Apple: un emprunt obligataire record

New York — Le groupe informatique américain Apple s’apprêtait mardi à réaliser un emprunt obligataire de 17 milliards, un montant record pour une entreprise, selon le Wall Street Journal qui cite des investisseurs proches de l’opération.
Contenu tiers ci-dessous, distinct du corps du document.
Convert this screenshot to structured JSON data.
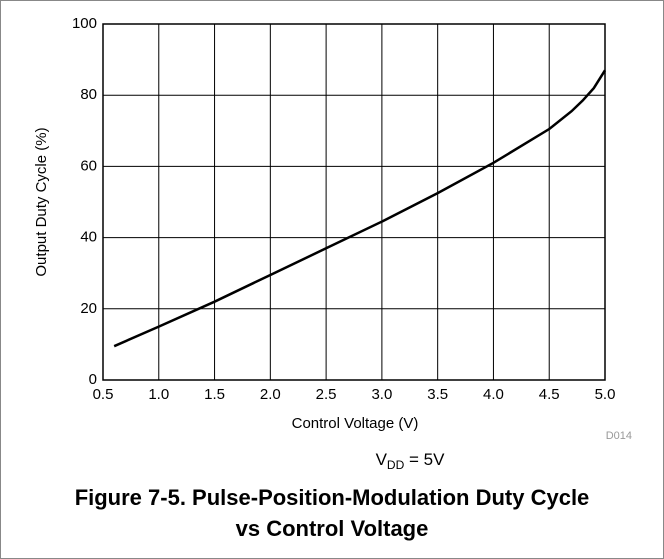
{
  "chart_data": {
    "type": "line",
    "x": [
      0.6,
      1.0,
      1.5,
      2.0,
      2.5,
      3.0,
      3.5,
      4.0,
      4.5,
      4.7,
      4.8,
      4.9,
      5.0
    ],
    "values": [
      9.5,
      15,
      22,
      29.5,
      37,
      44.5,
      52.5,
      61,
      70.5,
      75.5,
      78.5,
      82,
      87
    ],
    "color": "#000000",
    "xlim": [
      0.5,
      5.0
    ],
    "xticks": [
      0.5,
      {
        "value": 1,
        "label": "1.0"
      },
      1.5,
      {
        "value": 2,
        "label": "2.0"
      },
      2.5,
      {
        "value": 3,
        "label": "3.0"
      },
      3.5,
      {
        "value": 4,
        "label": "4.0"
      },
      4.5,
      {
        "value": 5,
        "label": "5.0"
      }
    ],
    "ylim": [
      0,
      100
    ],
    "yticks": [
      0,
      20,
      40,
      60,
      80,
      100
    ],
    "grid": true,
    "xlabel": "Control Voltage (V)",
    "ylabel": "Output Duty Cycle (%)",
    "annotation": "D014",
    "condition": {
      "main": "V",
      "sub": "DD",
      "rest": " = 5V"
    },
    "title": [
      "Figure 7-5. Pulse-Position-Modulation Duty Cycle",
      "vs Control Voltage"
    ]
  }
}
Avec ce montant, Apple dépasserait le laboratoire pharmaceutique Roche, qui était jusqu’ici le groupe ayant réalisé le plus gros emprunt obligataire avec un montant de 16,5 milliards en 2009, selon des données du cabinet Dealogic citées dans la presse. Apple n’avait toujours pas chiffré officiellement le montant de l’opération mardi soir, mais avait annoncé en matinée dans un document boursier une émission en six tranches, de durées allant de trois à trente ans.
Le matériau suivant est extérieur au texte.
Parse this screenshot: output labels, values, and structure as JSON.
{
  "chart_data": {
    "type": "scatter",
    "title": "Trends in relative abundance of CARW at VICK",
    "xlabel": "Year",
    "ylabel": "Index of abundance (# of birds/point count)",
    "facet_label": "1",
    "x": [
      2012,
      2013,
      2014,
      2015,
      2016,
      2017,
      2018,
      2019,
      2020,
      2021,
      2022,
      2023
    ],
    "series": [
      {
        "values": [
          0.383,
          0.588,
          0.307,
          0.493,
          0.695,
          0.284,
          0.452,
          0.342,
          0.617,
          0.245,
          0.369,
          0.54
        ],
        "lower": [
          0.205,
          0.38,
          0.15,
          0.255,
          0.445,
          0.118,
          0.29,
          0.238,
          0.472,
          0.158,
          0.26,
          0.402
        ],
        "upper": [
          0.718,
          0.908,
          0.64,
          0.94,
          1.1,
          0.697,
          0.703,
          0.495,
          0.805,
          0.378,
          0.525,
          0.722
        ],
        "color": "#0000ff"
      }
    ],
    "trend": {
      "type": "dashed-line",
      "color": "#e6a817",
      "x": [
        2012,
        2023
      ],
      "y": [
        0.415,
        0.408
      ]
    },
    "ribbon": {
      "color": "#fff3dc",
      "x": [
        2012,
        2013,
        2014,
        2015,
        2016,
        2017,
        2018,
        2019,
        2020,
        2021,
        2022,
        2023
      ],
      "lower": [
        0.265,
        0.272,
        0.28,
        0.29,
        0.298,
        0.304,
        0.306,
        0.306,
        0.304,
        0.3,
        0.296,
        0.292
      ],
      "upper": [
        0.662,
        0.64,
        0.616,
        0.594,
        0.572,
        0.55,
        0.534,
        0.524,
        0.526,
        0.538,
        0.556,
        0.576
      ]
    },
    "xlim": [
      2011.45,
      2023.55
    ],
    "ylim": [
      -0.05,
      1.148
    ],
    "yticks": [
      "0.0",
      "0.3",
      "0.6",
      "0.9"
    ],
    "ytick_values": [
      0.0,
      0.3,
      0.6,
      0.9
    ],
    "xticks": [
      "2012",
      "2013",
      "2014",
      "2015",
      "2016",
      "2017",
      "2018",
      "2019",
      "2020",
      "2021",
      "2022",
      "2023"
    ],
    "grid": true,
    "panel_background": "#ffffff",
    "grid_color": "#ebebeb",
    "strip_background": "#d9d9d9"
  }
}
Apple compte utiliser l’argent pour récompenser ses actionnaires et tenter d’inverser la chute de son cours de Bourse, qui même s’il a repris un peu de couleurs ces derniers jours (le titre a clôturé mardi en hausse de 2,9 % à 442,78 $US) reste inférieur de 37 % à son record de 702,10 $US enregistré il y a moins de huit mois.


Le groupe à la pomme a annoncé la semaine dernière qu’il portait de 45 à 100 milliards le montant total qu’il comptait consacrer d’ici fin 2015 au paiement de dividendes ou à des rachats d’actions. Apple n’avait pas vraiment besoin de lever de l’argent sur les marchés. Le groupe n’avait jusqu’ici aucune dette et affichait 145 milliards de liquidités dans ses comptes à fin mars. Mais une grosse partie des fonds se trouve dans des comptes à l’étranger et il a jugé plus avantageux d’emprunter que de les rapatrier.


« La dette est très bon marché en ce moment aux États-Unis et l’argent d’Apple à l’étranger rapporte probablement plus en intérêt que ce que l’emprunt va lui coûter. En plus, ramener l’argent aux États-Unis occasionnerait des taxes élevées, rendant l’opération encore moins attractive financièrement », explique à l’AFP Robert Enderle, un analyste spécialisé dans le secteur technologique.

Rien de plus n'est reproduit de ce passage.